Dependability refers to the ability of a system to deliver service that can be justifiably trusted.
What are the properties of dependability?
Availability, Reliability, Safety, and Maintainability.
What does availability mean in the context of distributed systems?
Availability is the readiness of a system for usage when needed.
What does reliability mean in distributed systems?
Reliability is the continuity of service delivery without interruptions.
What does safety refer to in distributed systems?
Safety refers to the low probability of catastrophic failures in the system.
What is maintainability in distributed systems?
Maintainability is the ease with which a failed system can be repaired and restored to service.
What is a failure in distributed systems?
A failure occurs when a component does not meet its specified behavior.
What is an error in distributed systems?
An error is a part of a component’s state that can lead to a failure.
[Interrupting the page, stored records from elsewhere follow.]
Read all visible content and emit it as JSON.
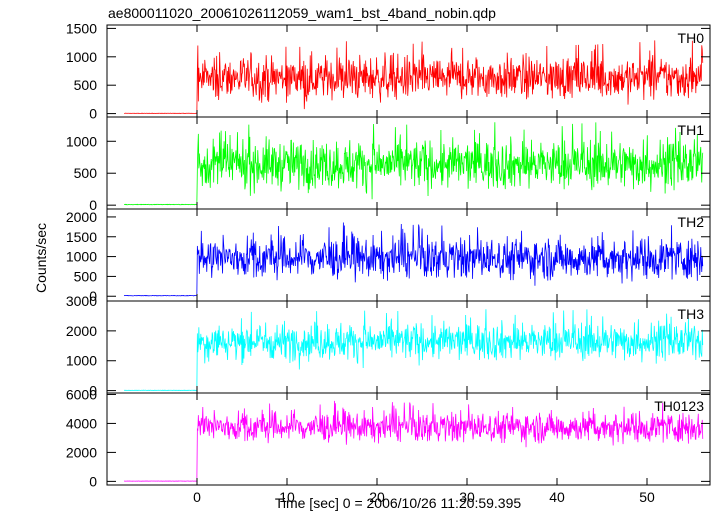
{
  "title": "ae800011020_20061026112059_wam1_bst_4band_nobin.qdp",
  "ylabel": "Counts/sec",
  "xlabel": "Time [sec] 0 = 2006/10/26 11:20:59.395",
  "chart_data": {
    "type": "line",
    "title": "ae800011020_20061026112059_wam1_bst_4band_nobin.qdp",
    "xlabel": "Time [sec] 0 = 2006/10/26 11:20:59.395",
    "ylabel": "Counts/sec",
    "xlim": [
      -10,
      57
    ],
    "xticks": [
      0,
      10,
      20,
      30,
      40,
      50
    ],
    "x_range_data": [
      -8.1,
      56.2
    ],
    "onset_time": 0,
    "panels": [
      {
        "name": "TH0",
        "color": "#ff0000",
        "ylim": [
          -60,
          1560
        ],
        "yticks": [
          0,
          500,
          1000,
          1500
        ],
        "pre_level": 5,
        "mean": 630,
        "spread": 190,
        "max": 1500
      },
      {
        "name": "TH1",
        "color": "#00ff00",
        "ylim": [
          -60,
          1380
        ],
        "yticks": [
          0,
          500,
          1000
        ],
        "pre_level": 10,
        "mean": 640,
        "spread": 190,
        "max": 1320
      },
      {
        "name": "TH2",
        "color": "#0000ff",
        "ylim": [
          -120,
          2200
        ],
        "yticks": [
          0,
          500,
          1000,
          1500,
          2000
        ],
        "pre_level": 15,
        "mean": 960,
        "spread": 260,
        "max": 2000
      },
      {
        "name": "TH3",
        "color": "#00ffff",
        "ylim": [
          -80,
          3000
        ],
        "yticks": [
          0,
          1000,
          2000,
          3000
        ],
        "pre_level": 10,
        "mean": 1650,
        "spread": 310,
        "max": 2850
      },
      {
        "name": "TH0123",
        "color": "#ff00ff",
        "ylim": [
          -250,
          6100
        ],
        "yticks": [
          0,
          2000,
          4000,
          6000
        ],
        "pre_level": 20,
        "mean": 3750,
        "spread": 520,
        "max": 5800
      }
    ]
  }
}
What is a fault in distributed systems?
A fault is the cause of an error within the system.
What is fault prevention?
Fault prevention involves techniques to prevent faults from occurring in the system.
What is fault tolerance?
Fault tolerance is designing a system to meet specifications even in the presence of faults.
What is fault removal?
Fault removal involves reducing the presence, number, or severity of faults in the system.
What is fault forecasting?
Fault forecasting estimates the current number, future incidence, and consequences of faults.
What is process resilience?
Process resilience involves protecting against faulty processes by replicating and distributing computations in a group.
What are flat groups in process resilience?
Flat groups allow immediate information exchange with all members, enhancing fault tolerance but increasing overhead.
What are hierarchical groups in process resilience?
Hierarchical groups have communication through a single coordinator, which is easier to implement but less fault-tolerant.
What is k-fault tolerance?
A group is k-fault tolerant if it can mask any k concurrent member failures.
How many members are needed for k-fault tolerance under crash semantics?
k + 1 members are needed to survive k member failures.
How many members are needed for k-fault tolerance under arbitrary failure semantics?
2k + 1 members are needed if group output is defined by voting.
What is Byzantine failure?
Byzantine failure refers to arbitrary failures where components may act maliciously or unpredictably.
How many members are needed to handle Byzantine failures?
3k + 1 members are needed to tolerate k Byzantine failures.
What is failure detection in distributed systems?
Failure detection involves identifying failed components using mechanisms like timeouts.
Why is setting timeouts challenging in failure detection?
Timeouts are difficult to set correctly and depend on application-specific requirements.
What is gossiping in failure detection?
Gossiping is the proactive dissemination of failure detection information throughout the system.